Catholics urge new debate on celibacy

NO REGRETS: Father Gari Ruthenberg of the Holy Redeemer Church in Liberty City says the sex scandal shouldn’t cause a knee-jerk reaction against celibacy.

The nation's oldest Catholic newspaper editorialized in a special edition on Friday that the church should open discussion on whether Roman Catholic priests should be celibate, a church law for nearly 900 years.

''If celibacy were optional, would there be fewer scandals of this nature in the priesthood?'' asks the editorial, written by Monsignor Peter Conley, executive editor of The Pilot, the 173-year-old newspaper of the Archdiocese of Boston. Conley is a close associate of Cardinal Bernard F. Law, the newspaper's publisher and head of the Boston archdiocese.

More than 100,000 copies of the 28-page supplement to the weekly paper were printed -- four times its usual run -- and will be distributed after Mass in parishes there Sunday.

The editorial also asked two other questions:

• Does priesthood, in fact, attract a disproportionate number of men with a homosexual orientation?

• Why are a substantial number of Catholics not convinced that an all-male priesthood was intended by Christ and is unchangeable?

The editorial comes as the Archdiocese of Boston is under sharp attack for moving a priest, John Geoghan, whom it knew to be a child molester, from parish to parish. Geoghan, now defrocked, is accused of molesting 130 children over 30 years in six parishes.

The revelations about Geoghan -- and other Catholic priests who have resigned in recent weeks over allegations or admissions of sexual misconduct -- have brought the celibacy issue into focus.

A growing number of psychiatrists and former priests implicate celibacy in the crisis facing the Catholic Church, whose parishioners have been shocked in recent weeks by damaging disclosures that dozens of priests have been sexually abusing boys. Last Friday, Bishop Anthony J. O'Connell resigned from the Diocese of Palm Beach after admitting he sexually abused a teenage male student at a Missouri seminary more than 25 years ago.
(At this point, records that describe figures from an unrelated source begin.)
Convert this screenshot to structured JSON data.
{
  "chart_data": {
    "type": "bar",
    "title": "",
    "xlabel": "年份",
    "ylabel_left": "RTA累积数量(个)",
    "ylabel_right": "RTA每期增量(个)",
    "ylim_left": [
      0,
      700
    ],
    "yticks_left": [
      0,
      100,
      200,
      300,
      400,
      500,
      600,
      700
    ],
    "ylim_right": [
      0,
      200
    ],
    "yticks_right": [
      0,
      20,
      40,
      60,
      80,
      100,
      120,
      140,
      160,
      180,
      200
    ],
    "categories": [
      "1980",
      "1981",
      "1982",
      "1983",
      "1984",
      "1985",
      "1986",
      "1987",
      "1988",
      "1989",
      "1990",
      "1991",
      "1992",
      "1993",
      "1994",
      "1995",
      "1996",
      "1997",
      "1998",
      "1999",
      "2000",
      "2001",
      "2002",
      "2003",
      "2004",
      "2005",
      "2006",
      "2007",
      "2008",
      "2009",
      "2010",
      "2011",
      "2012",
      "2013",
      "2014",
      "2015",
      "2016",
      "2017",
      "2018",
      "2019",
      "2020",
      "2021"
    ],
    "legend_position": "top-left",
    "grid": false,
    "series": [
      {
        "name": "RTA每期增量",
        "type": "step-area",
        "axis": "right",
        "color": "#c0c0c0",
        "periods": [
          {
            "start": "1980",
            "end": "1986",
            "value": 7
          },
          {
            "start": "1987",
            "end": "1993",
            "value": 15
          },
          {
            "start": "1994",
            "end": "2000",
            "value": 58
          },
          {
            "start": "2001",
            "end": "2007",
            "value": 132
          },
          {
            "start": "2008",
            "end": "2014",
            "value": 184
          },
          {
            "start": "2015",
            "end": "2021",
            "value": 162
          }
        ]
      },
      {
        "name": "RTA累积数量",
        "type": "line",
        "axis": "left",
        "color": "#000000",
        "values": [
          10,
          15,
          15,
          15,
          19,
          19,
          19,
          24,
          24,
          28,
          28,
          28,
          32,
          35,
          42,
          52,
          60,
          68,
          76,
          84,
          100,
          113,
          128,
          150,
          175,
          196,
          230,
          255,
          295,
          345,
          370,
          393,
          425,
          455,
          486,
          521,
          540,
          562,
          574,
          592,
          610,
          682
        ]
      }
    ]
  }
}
Johns Hopkins University psychiatrist Frederick Berlin has raised the question of whether celibacy rules might be attracting the wrong kinds of young men to the priesthood.

''In some cases, sexually confused people, including those attracted to children, might have thought that by leading a celibate life in a seminary they could make it a non-issue,'' he says.
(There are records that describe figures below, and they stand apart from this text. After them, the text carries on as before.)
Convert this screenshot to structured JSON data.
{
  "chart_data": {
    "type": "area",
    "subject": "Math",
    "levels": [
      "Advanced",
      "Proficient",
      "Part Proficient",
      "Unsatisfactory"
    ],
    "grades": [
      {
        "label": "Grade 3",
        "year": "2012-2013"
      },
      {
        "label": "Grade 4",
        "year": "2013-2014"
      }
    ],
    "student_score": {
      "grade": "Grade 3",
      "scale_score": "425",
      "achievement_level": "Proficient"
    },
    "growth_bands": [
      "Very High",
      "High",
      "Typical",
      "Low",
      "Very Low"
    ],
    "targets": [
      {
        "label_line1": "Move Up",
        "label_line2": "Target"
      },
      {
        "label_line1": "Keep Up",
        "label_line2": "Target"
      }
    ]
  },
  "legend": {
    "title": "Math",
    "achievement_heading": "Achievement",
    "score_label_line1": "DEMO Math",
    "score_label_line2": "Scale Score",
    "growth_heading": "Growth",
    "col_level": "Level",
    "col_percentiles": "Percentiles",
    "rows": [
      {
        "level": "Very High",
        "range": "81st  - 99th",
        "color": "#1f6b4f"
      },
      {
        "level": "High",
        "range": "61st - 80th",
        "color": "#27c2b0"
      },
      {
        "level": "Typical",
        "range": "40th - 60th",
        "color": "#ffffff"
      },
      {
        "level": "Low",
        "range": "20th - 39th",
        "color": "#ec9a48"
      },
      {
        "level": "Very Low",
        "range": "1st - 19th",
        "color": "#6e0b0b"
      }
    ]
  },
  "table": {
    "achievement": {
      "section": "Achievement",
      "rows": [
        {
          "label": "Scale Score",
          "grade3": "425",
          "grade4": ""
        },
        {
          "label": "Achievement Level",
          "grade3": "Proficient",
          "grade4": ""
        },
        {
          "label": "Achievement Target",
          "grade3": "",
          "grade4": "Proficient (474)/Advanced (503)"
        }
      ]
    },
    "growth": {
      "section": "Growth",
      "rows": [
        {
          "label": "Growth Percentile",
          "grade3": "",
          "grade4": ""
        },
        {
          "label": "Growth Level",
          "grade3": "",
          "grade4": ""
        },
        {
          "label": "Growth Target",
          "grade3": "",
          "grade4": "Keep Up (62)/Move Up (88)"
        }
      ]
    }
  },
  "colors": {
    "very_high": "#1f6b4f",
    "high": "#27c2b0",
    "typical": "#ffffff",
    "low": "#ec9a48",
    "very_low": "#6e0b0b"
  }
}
Eugene Kennedy, a former priest and now professor emeritus of psychology at Loyola University, did a survey of the church's sexual problems and wrote The Unhealed Wound: The Church and Human Sexuality (St. Martin's Press, 2001, $19.95).
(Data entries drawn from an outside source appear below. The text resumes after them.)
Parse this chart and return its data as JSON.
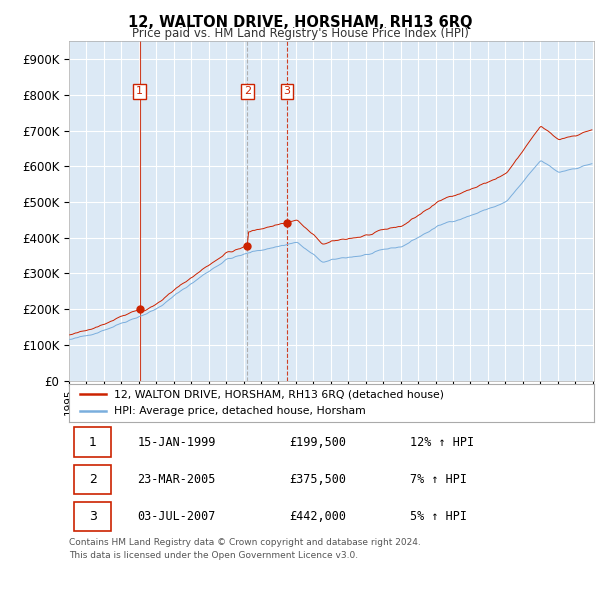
{
  "title": "12, WALTON DRIVE, HORSHAM, RH13 6RQ",
  "subtitle": "Price paid vs. HM Land Registry's House Price Index (HPI)",
  "legend_line1": "12, WALTON DRIVE, HORSHAM, RH13 6RQ (detached house)",
  "legend_line2": "HPI: Average price, detached house, Horsham",
  "transactions": [
    {
      "label": "1",
      "date": "15-JAN-1999",
      "price": "£199,500",
      "pct": "12% ↑ HPI",
      "year": 1999.04,
      "price_val": 199500
    },
    {
      "label": "2",
      "date": "23-MAR-2005",
      "price": "£375,500",
      "pct": "7% ↑ HPI",
      "year": 2005.22,
      "price_val": 375500
    },
    {
      "label": "3",
      "date": "03-JUL-2007",
      "price": "£442,000",
      "pct": "5% ↑ HPI",
      "year": 2007.5,
      "price_val": 442000
    }
  ],
  "footer_line1": "Contains HM Land Registry data © Crown copyright and database right 2024.",
  "footer_line2": "This data is licensed under the Open Government Licence v3.0.",
  "ylim": [
    0,
    950000
  ],
  "yticks": [
    0,
    100000,
    200000,
    300000,
    400000,
    500000,
    600000,
    700000,
    800000,
    900000
  ],
  "ytick_labels": [
    "£0",
    "£100K",
    "£200K",
    "£300K",
    "£400K",
    "£500K",
    "£600K",
    "£700K",
    "£800K",
    "£900K"
  ],
  "hpi_color": "#7aaedd",
  "price_color": "#cc2200",
  "vline_color_solid": "#cc2200",
  "vline_color_dashed": "#aaaaaa",
  "plot_bg_color": "#dce9f5",
  "background_color": "#ffffff",
  "grid_color": "#ffffff",
  "label_box_color": "#cc2200"
}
''Pedophilia among priests has been mostly against boys,'' he said in an interview. ``But I think [the offending priests] are more asexual than homosexual. They're underdeveloped human beings who have not well delineated their sexual identity. They go through religious training that controls them so much that no development takes place. And they emerge into the world like fragile plants from a hot house, unable to cope with the outside world.

``They seek out children because they're children themselves. If celibacy weren't mandatory, [seminaries] could draw from a much wider cross-section of the population.''

Around the world and in South Florida, reactions differed to the newspaper's stance on a controversial subject long held under wraps.

In Rome, a Vatican spokesman, the Rev. Ciro Benedettini, said:

``The pope has spoken to this. He has said celibacy remains, it is a great gift to the church. He has spoken clearly in favor of celibacy.''

In South Florida, Thomas Wenski, auxiliary bishop of Miami, interpreted the newspaper's editorial not so much as a call for debate over the merits of celibacy, but a call for the clergy to talk to their faithful ``to give reasons why we believe the things we believe.''

''Celibacy is here to stay,'' he said. ``That doesn't mean we shouldn't try to clarify to people why we hold it to be a value.''

Gari Ruthenberg, 39, a priest at Holy Redeemer Catholic Church in Liberty City, worried that Friday's editorial might be a knee-jerk reaction to the pedophile priest panic.

Making marriage available won't solve the problem of sexual deviancy, he said. ``You're talking about someone who is a pedophile, someone who is in need of serious psychological help.''

Celibacy's opponents point out that nothing in the Bible requires priests to be celibate -- that Jesus Christ chose St. Peter, who was married, to lead his church.

Joining the attack on celibacy are groups like Chicago-based CORPUS, a service group of 20,000 ordained priests who decided to marry despite the church's prohibition, and who are mostly banned now from official church duties.

''We believe there is no reason why the sacramental priesthood shouldn't be open to both women and men regardless of marital status or sexual orientation,'' says group vice president Russ Ditzel.